I visited Chicago during the holidays after a year away and was reminded how spectacular the City is. There’s something about Chicago that makes your jaw drop. Maybe it’s how clean it is? Maybe it’s the sheer precision with which they’ve blended classic and modern architecture? Maybe it’s the people? I can’t pinpoint it. But, it feels like a real city.
I took time while I was there to just walk around. I didn’t have anywhere in particular I needed to be, I just wandered. (Which is, if I don’t say so myself, the best way to see any city). I took it in. I enjoyed the buildings. I reminisced. It’s hard to go somewhere you’ve been before without thinking about the last time you were there. Places are places, not just because they bring people to them, not just because they have a purpose, a function, a history, not just because they create an identity, but because they imprint themselves into our memories. Once you’ve visited a place it’s hard to go back and create new memories. You become stuck. Wanting to revisit the places you’ve been to remember how it and you were before.

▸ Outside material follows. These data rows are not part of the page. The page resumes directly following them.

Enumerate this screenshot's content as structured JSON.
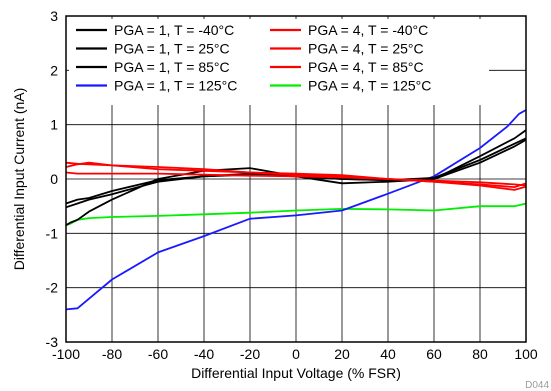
{
  "chart_data": {
    "type": "line",
    "title": "",
    "xlabel": "Differential Input Voltage (% FSR)",
    "ylabel": "Differential Input Current (nA)",
    "xlim": [
      -100,
      100
    ],
    "ylim": [
      -3,
      3
    ],
    "xticks": [
      -100,
      -80,
      -60,
      -40,
      -20,
      0,
      20,
      40,
      60,
      80,
      100
    ],
    "yticks": [
      -3,
      -2,
      -1,
      0,
      1,
      2,
      3
    ],
    "grid": true,
    "legend_position": "top",
    "figure_id": "D044",
    "series": [
      {
        "name": "PGA = 1, T = -40°C",
        "color": "#000000",
        "x": [
          -100,
          -95,
          -90,
          -80,
          -60,
          -40,
          -20,
          0,
          20,
          40,
          60,
          80,
          95,
          100
        ],
        "y": [
          -0.45,
          -0.38,
          -0.35,
          -0.22,
          -0.02,
          0.05,
          0.08,
          0.05,
          0.0,
          -0.02,
          0.0,
          0.3,
          0.6,
          0.72
        ]
      },
      {
        "name": "PGA = 1, T = 25°C",
        "color": "#000000",
        "x": [
          -100,
          -95,
          -90,
          -80,
          -60,
          -40,
          -20,
          0,
          20,
          40,
          60,
          80,
          95,
          100
        ],
        "y": [
          -0.52,
          -0.45,
          -0.38,
          -0.28,
          -0.05,
          0.05,
          0.1,
          0.05,
          0.0,
          -0.02,
          0.02,
          0.35,
          0.65,
          0.75
        ]
      },
      {
        "name": "PGA = 1, T = 85°C",
        "color": "#000000",
        "x": [
          -100,
          -98,
          -95,
          -90,
          -80,
          -60,
          -40,
          -20,
          0,
          20,
          40,
          60,
          80,
          95,
          100
        ],
        "y": [
          -0.85,
          -0.8,
          -0.75,
          -0.6,
          -0.38,
          0.0,
          0.15,
          0.2,
          0.05,
          -0.08,
          -0.05,
          0.0,
          0.42,
          0.75,
          0.9
        ]
      },
      {
        "name": "PGA = 1, T = 125°C",
        "color": "#1a1aff",
        "x": [
          -100,
          -95,
          -80,
          -60,
          -40,
          -20,
          0,
          20,
          40,
          60,
          80,
          92,
          97,
          100
        ],
        "y": [
          -2.4,
          -2.38,
          -1.85,
          -1.35,
          -1.05,
          -0.73,
          -0.67,
          -0.58,
          -0.27,
          0.05,
          0.57,
          0.97,
          1.2,
          1.27
        ]
      },
      {
        "name": "PGA = 4, T = -40°C",
        "color": "#ff0000",
        "x": [
          -100,
          -95,
          -80,
          -60,
          -40,
          -20,
          0,
          20,
          40,
          60,
          80,
          95,
          100
        ],
        "y": [
          0.3,
          0.28,
          0.25,
          0.22,
          0.18,
          0.12,
          0.08,
          0.05,
          0.0,
          -0.03,
          -0.06,
          -0.1,
          -0.12
        ]
      },
      {
        "name": "PGA = 4, T = 25°C",
        "color": "#ff0000",
        "x": [
          -100,
          -95,
          -90,
          -80,
          -60,
          -40,
          -20,
          0,
          20,
          40,
          60,
          80,
          95,
          100
        ],
        "y": [
          0.22,
          0.27,
          0.3,
          0.25,
          0.18,
          0.15,
          0.12,
          0.1,
          0.07,
          0.0,
          -0.05,
          -0.12,
          -0.2,
          -0.14
        ]
      },
      {
        "name": "PGA = 4, T = 85°C",
        "color": "#ff0000",
        "x": [
          -100,
          -95,
          -80,
          -60,
          -40,
          -20,
          0,
          20,
          40,
          60,
          80,
          95,
          100
        ],
        "y": [
          0.12,
          0.1,
          0.1,
          0.1,
          0.08,
          0.06,
          0.05,
          0.03,
          0.0,
          -0.05,
          -0.1,
          -0.15,
          -0.08
        ]
      },
      {
        "name": "PGA = 4, T = 125°C",
        "color": "#00ee00",
        "x": [
          -100,
          -98,
          -95,
          -90,
          -80,
          -60,
          -40,
          -20,
          0,
          20,
          40,
          60,
          80,
          95,
          100
        ],
        "y": [
          -0.85,
          -0.82,
          -0.75,
          -0.72,
          -0.7,
          -0.68,
          -0.65,
          -0.62,
          -0.58,
          -0.55,
          -0.56,
          -0.58,
          -0.5,
          -0.5,
          -0.45
        ]
      }
    ]
  }
}
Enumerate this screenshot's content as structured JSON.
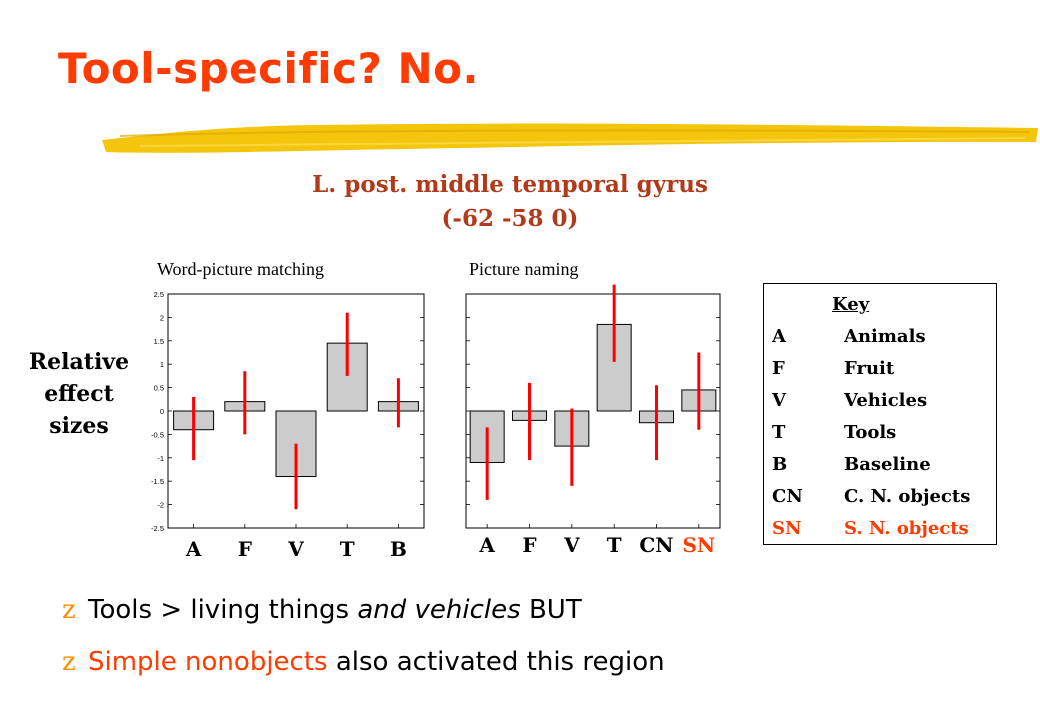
{
  "slide": {
    "title": "Tool-specific?  No.",
    "brush_color": "#f2c300"
  },
  "chart_header": {
    "line1": "L. post. middle temporal gyrus",
    "line2": "(-62 -58 0)"
  },
  "y_axis_label": {
    "line1": "Relative",
    "line2": "effect",
    "line3": "sizes"
  },
  "chart_data": [
    {
      "type": "bar",
      "title": "Word-picture matching",
      "categories": [
        "A",
        "F",
        "V",
        "T",
        "B"
      ],
      "values": [
        -0.4,
        0.2,
        -1.4,
        1.45,
        0.2
      ],
      "error_low": [
        -1.05,
        -0.5,
        -2.1,
        0.75,
        -0.35
      ],
      "error_high": [
        0.3,
        0.85,
        -0.7,
        2.1,
        0.7
      ],
      "ylim": [
        -2.5,
        2.5
      ],
      "yticks": [
        "2.5",
        "2",
        "1.5",
        "1",
        "0.5",
        "0",
        "-0.5",
        "-1",
        "-1.5",
        "-2",
        "-2.5"
      ],
      "bar_color": "#cccccc",
      "error_color": "#ff0000",
      "label_colors": [
        "#000000",
        "#000000",
        "#000000",
        "#000000",
        "#000000"
      ]
    },
    {
      "type": "bar",
      "title": "Picture naming",
      "categories": [
        "A",
        "F",
        "V",
        "T",
        "CN",
        "SN"
      ],
      "values": [
        -1.1,
        -0.2,
        -0.75,
        1.85,
        -0.25,
        0.45
      ],
      "error_low": [
        -1.9,
        -1.05,
        -1.6,
        1.05,
        -1.05,
        -0.4
      ],
      "error_high": [
        -0.35,
        0.6,
        0.05,
        2.7,
        0.55,
        1.25
      ],
      "ylim": [
        -2.5,
        2.5
      ],
      "bar_color": "#cccccc",
      "error_color": "#ff0000",
      "label_colors": [
        "#000000",
        "#000000",
        "#000000",
        "#000000",
        "#000000",
        "#ff3b00"
      ]
    }
  ],
  "key": {
    "heading": "Key",
    "items": [
      {
        "code": "A",
        "label": "Animals"
      },
      {
        "code": "F",
        "label": "Fruit"
      },
      {
        "code": "V",
        "label": "Vehicles"
      },
      {
        "code": "T",
        "label": "Tools"
      },
      {
        "code": "B",
        "label": "Baseline"
      },
      {
        "code": "CN",
        "label": "C. N. objects"
      },
      {
        "code": "SN",
        "label": "S. N. objects"
      }
    ],
    "highlight_color": "#ff3b00"
  },
  "bullets": {
    "marker": "z",
    "b1_part1": "Tools > living things ",
    "b1_italic": "and vehicles",
    "b1_part2": " BUT",
    "b2_highlight": "Simple nonobjects",
    "b2_rest": " also activated this region"
  }
}
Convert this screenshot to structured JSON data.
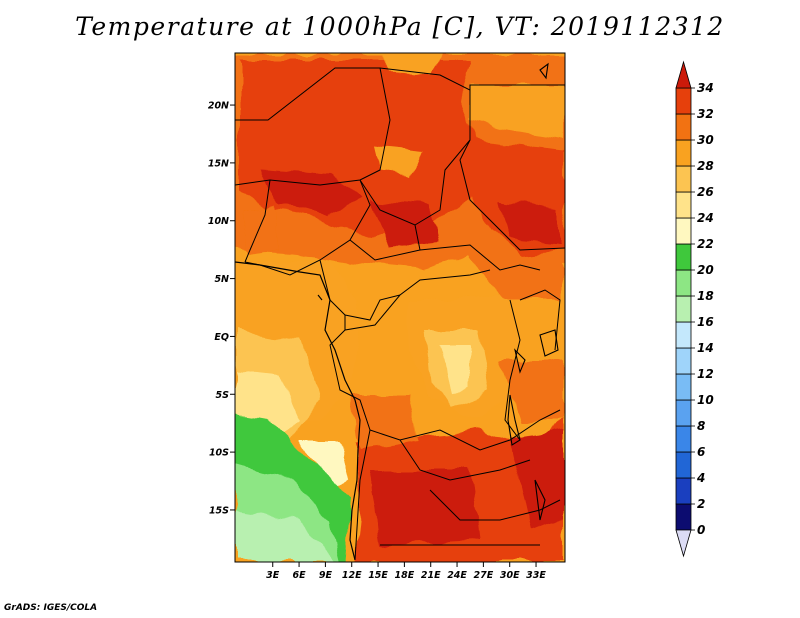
{
  "title": "Temperature at 1000hPa [C], VT: 2019112312",
  "credit": "GrADS: IGES/COLA",
  "map": {
    "lat_range": [
      -19.5,
      24.5
    ],
    "lon_range": [
      -1.3,
      36.3
    ],
    "lat_ticks": [
      {
        "value": 20,
        "label": "20N"
      },
      {
        "value": 15,
        "label": "15N"
      },
      {
        "value": 10,
        "label": "10N"
      },
      {
        "value": 5,
        "label": "5N"
      },
      {
        "value": 0,
        "label": "EQ"
      },
      {
        "value": -5,
        "label": "5S"
      },
      {
        "value": -10,
        "label": "10S"
      },
      {
        "value": -15,
        "label": "15S"
      }
    ],
    "lon_ticks": [
      {
        "value": 3,
        "label": "3E"
      },
      {
        "value": 6,
        "label": "6E"
      },
      {
        "value": 9,
        "label": "9E"
      },
      {
        "value": 12,
        "label": "12E"
      },
      {
        "value": 15,
        "label": "15E"
      },
      {
        "value": 18,
        "label": "18E"
      },
      {
        "value": 21,
        "label": "21E"
      },
      {
        "value": 24,
        "label": "24E"
      },
      {
        "value": 27,
        "label": "27E"
      },
      {
        "value": 30,
        "label": "30E"
      },
      {
        "value": 33,
        "label": "33E"
      }
    ]
  },
  "colorbar": {
    "levels": [
      "0",
      "2",
      "4",
      "6",
      "8",
      "10",
      "12",
      "14",
      "16",
      "18",
      "20",
      "22",
      "24",
      "26",
      "28",
      "30",
      "32",
      "34"
    ],
    "colors": [
      "#0c0c70",
      "#1a3fbf",
      "#2166d6",
      "#3a86e8",
      "#5aa2f0",
      "#79bcf5",
      "#9fd4fa",
      "#c4e8fc",
      "#b8f0b0",
      "#8de684",
      "#3fc83c",
      "#fff8c0",
      "#ffe38a",
      "#fcc451",
      "#f9a220",
      "#f27212",
      "#e6400c"
    ],
    "below_color": "#dcdcf5",
    "above_color": "#cc1a0a"
  }
}
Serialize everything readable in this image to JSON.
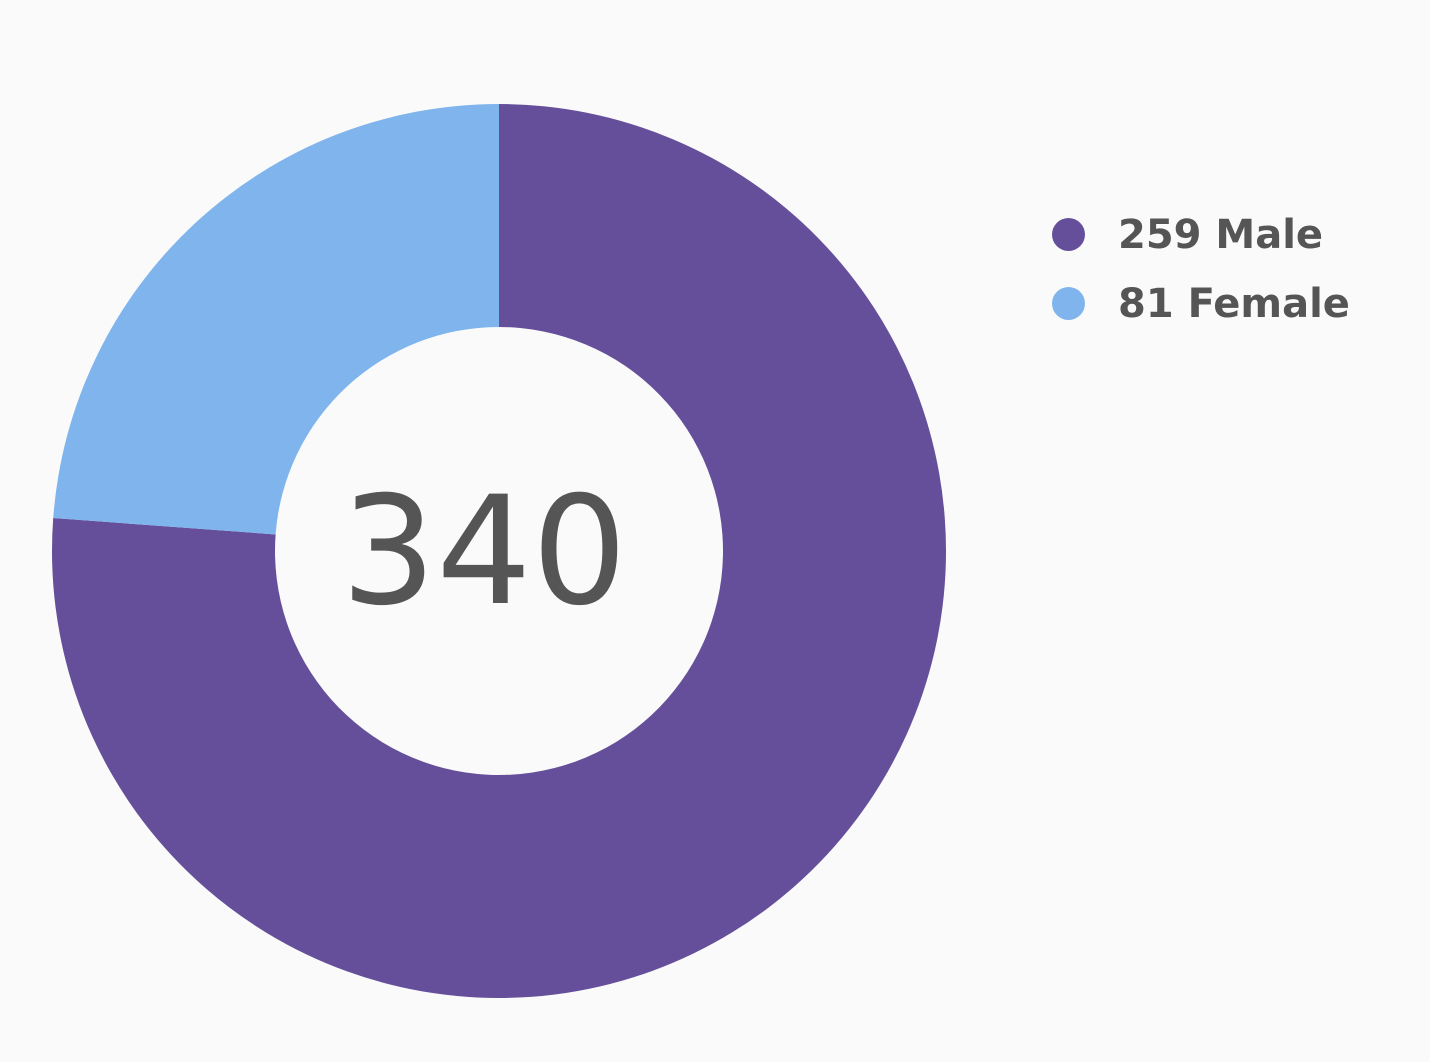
{
  "chart_data": {
    "type": "pie",
    "variant": "donut",
    "center_label": "340",
    "categories": [
      "Male",
      "Female"
    ],
    "values": [
      259,
      81
    ],
    "colors": [
      "#654f9a",
      "#7fb4ed"
    ],
    "legend": {
      "position": "right",
      "entries": [
        "259 Male",
        "81 Female"
      ]
    }
  }
}
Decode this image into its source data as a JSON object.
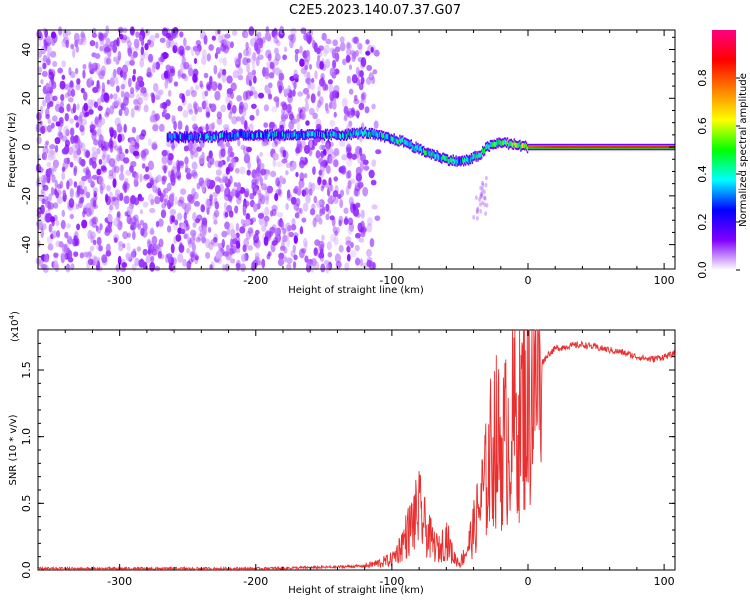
{
  "title": "C2E5.2023.140.07.37.G07",
  "chart_data": [
    {
      "type": "heatmap",
      "description_source": "spectrogram panel (top)",
      "xlabel": "Height of straight line (km)",
      "ylabel": "Frequency (Hz)",
      "xlim": [
        -360,
        108
      ],
      "ylim": [
        -50,
        48
      ],
      "xticks": [
        -300,
        -200,
        -100,
        0,
        100
      ],
      "yticks": [
        -40,
        -20,
        0,
        20,
        40
      ],
      "colorbar": {
        "label": "Normalized spectral amplitude",
        "range": [
          0.0,
          1.0
        ],
        "ticks": [
          "0.0",
          "0.2",
          "0.4",
          "0.6",
          "0.8"
        ],
        "colors": [
          "#ffffff",
          "#8000ff",
          "#0000ff",
          "#00ffff",
          "#00ff00",
          "#ffff00",
          "#ff8000",
          "#ff0000",
          "#ff0080"
        ]
      },
      "ridge": {
        "x": [
          -265,
          -240,
          -210,
          -180,
          -150,
          -135,
          -120,
          -105,
          -90,
          -80,
          -70,
          -60,
          -50,
          -42,
          -35,
          -30,
          -20,
          -10,
          0,
          20,
          50,
          108
        ],
        "y": [
          4,
          4,
          5,
          5,
          5,
          5,
          6,
          4,
          2,
          -1,
          -3,
          -5,
          -6,
          -5,
          -3,
          0,
          2,
          1,
          0,
          0,
          0,
          0
        ],
        "amplitude": [
          0.3,
          0.3,
          0.35,
          0.35,
          0.4,
          0.4,
          0.45,
          0.45,
          0.5,
          0.5,
          0.5,
          0.5,
          0.45,
          0.45,
          0.5,
          0.55,
          0.6,
          0.7,
          0.8,
          0.85,
          0.85,
          0.85
        ]
      },
      "noise_region_x": [
        -360,
        -130
      ]
    },
    {
      "type": "line",
      "description_source": "SNR panel (bottom)",
      "xlabel": "Height of straight line (km)",
      "ylabel": "SNR (10 * v/v)",
      "yscale_label": "(x10",
      "yscale_exp": "4",
      "xlim": [
        -360,
        108
      ],
      "ylim": [
        0,
        1.8
      ],
      "xticks": [
        -300,
        -200,
        -100,
        0,
        100
      ],
      "yticks": [
        "0.0",
        "0.5",
        "1.0",
        "1.5"
      ],
      "color": "#e83030",
      "x": [
        -360,
        -300,
        -200,
        -150,
        -120,
        -110,
        -100,
        -95,
        -90,
        -85,
        -80,
        -75,
        -70,
        -65,
        -60,
        -55,
        -50,
        -45,
        -40,
        -35,
        -30,
        -27,
        -25,
        -20,
        -15,
        -10,
        -5,
        0,
        5,
        10,
        15,
        20,
        30,
        40,
        50,
        60,
        70,
        80,
        90,
        100,
        108
      ],
      "y": [
        0.01,
        0.01,
        0.01,
        0.02,
        0.03,
        0.05,
        0.08,
        0.15,
        0.25,
        0.35,
        0.45,
        0.3,
        0.2,
        0.15,
        0.25,
        0.1,
        0.05,
        0.15,
        0.3,
        0.5,
        0.7,
        0.9,
        1.0,
        0.9,
        1.0,
        1.1,
        1.2,
        1.3,
        1.45,
        1.55,
        1.62,
        1.66,
        1.68,
        1.69,
        1.67,
        1.65,
        1.63,
        1.6,
        1.58,
        1.6,
        1.62
      ]
    }
  ]
}
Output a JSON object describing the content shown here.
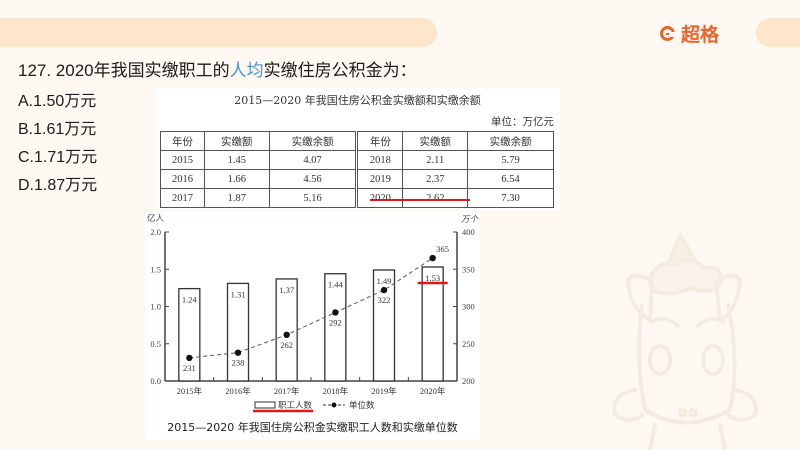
{
  "header": {
    "brand": "超格",
    "brand_color": "#e8652e",
    "band_color": "#fde6cc"
  },
  "question": {
    "prefix": "127. 2020年我国实缴职工的",
    "highlight": "人均",
    "suffix": "实缴住房公积金为：",
    "highlight_color": "#4a90d9"
  },
  "options": [
    {
      "label": "A.1.50万元"
    },
    {
      "label": "B.1.61万元"
    },
    {
      "label": "C.1.71万元"
    },
    {
      "label": "D.1.87万元"
    }
  ],
  "table": {
    "title": "2015—2020 年我国住房公积金实缴额和实缴余额",
    "unit": "单位：万亿元",
    "headers": [
      "年份",
      "实缴额",
      "实缴余额",
      "年份",
      "实缴额",
      "实缴余额"
    ],
    "rows": [
      [
        "2015",
        "1.45",
        "4.07",
        "2018",
        "2.11",
        "5.79"
      ],
      [
        "2016",
        "1.66",
        "4.56",
        "2019",
        "2.37",
        "6.54"
      ],
      [
        "2017",
        "1.87",
        "5.16",
        "2020",
        "2.62",
        "7.30"
      ]
    ]
  },
  "chart": {
    "title": "2015—2020 年我国住房公积金实缴职工人数和实缴单位数",
    "left_unit": "亿人",
    "right_unit": "万个",
    "legend_bar": "职工人数",
    "legend_line": "单位数"
  },
  "chart_data": {
    "type": "bar",
    "title": "2015—2020 年我国住房公积金实缴职工人数和实缴单位数",
    "categories": [
      "2015年",
      "2016年",
      "2017年",
      "2018年",
      "2019年",
      "2020年"
    ],
    "series": [
      {
        "name": "职工人数",
        "type": "bar",
        "axis": "left",
        "unit": "亿人",
        "values": [
          1.24,
          1.31,
          1.37,
          1.44,
          1.49,
          1.53
        ]
      },
      {
        "name": "单位数",
        "type": "line",
        "axis": "right",
        "unit": "万个",
        "values": [
          231,
          238,
          262,
          292,
          322,
          365
        ]
      }
    ],
    "left_ylim": [
      0.0,
      2.0
    ],
    "left_ticks": [
      "0.0",
      "0.5",
      "1.0",
      "1.5",
      "2.0"
    ],
    "right_ylim": [
      200,
      400
    ],
    "right_ticks": [
      "200",
      "250",
      "300",
      "350",
      "400"
    ],
    "ylabel_left": "亿人",
    "ylabel_right": "万个",
    "legend_position": "bottom",
    "grid": false
  }
}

I couldn’t help, but walk around Chicago—walk around the Loop—without laughing about how it felt like I was walking to work like I use to. I walked down the same streets. Saw the same buildings. It felt like it always felt. The only difference was that instead of being a resident to the City, I was a tourist. I was impressed the same way I was every day I went to work by the clean lines of the buildings, by the finely tuned glass structures standing next to art-deco masterpieces. And, I couldn’t help but think I could live here. Of course, I’ve already lived there. It’s easy to say to yourself you can live somewhere, you can make it your home, when you aren’t actually living there, because the life of a visitor to a city is different than the life of a resident. Even if you immerse yourself in the culture of a place when you’re traveling, you can never really know how it is to live there until you’re actually living there.
I’ve lived in Chicago. I love Chicago. The people are nice. The architecture is beautiful. The culture great. But I’ve lived there. As I walked through the City I had to remind myself that for whatever reason—quite possibly the four months of below zero weather—it isn’t quite me. Then again, maybe there’s not actually a city or a town that’s just perfect for each and every one of us, maybe we have to compromise and find the place that is as close to perfect as we can.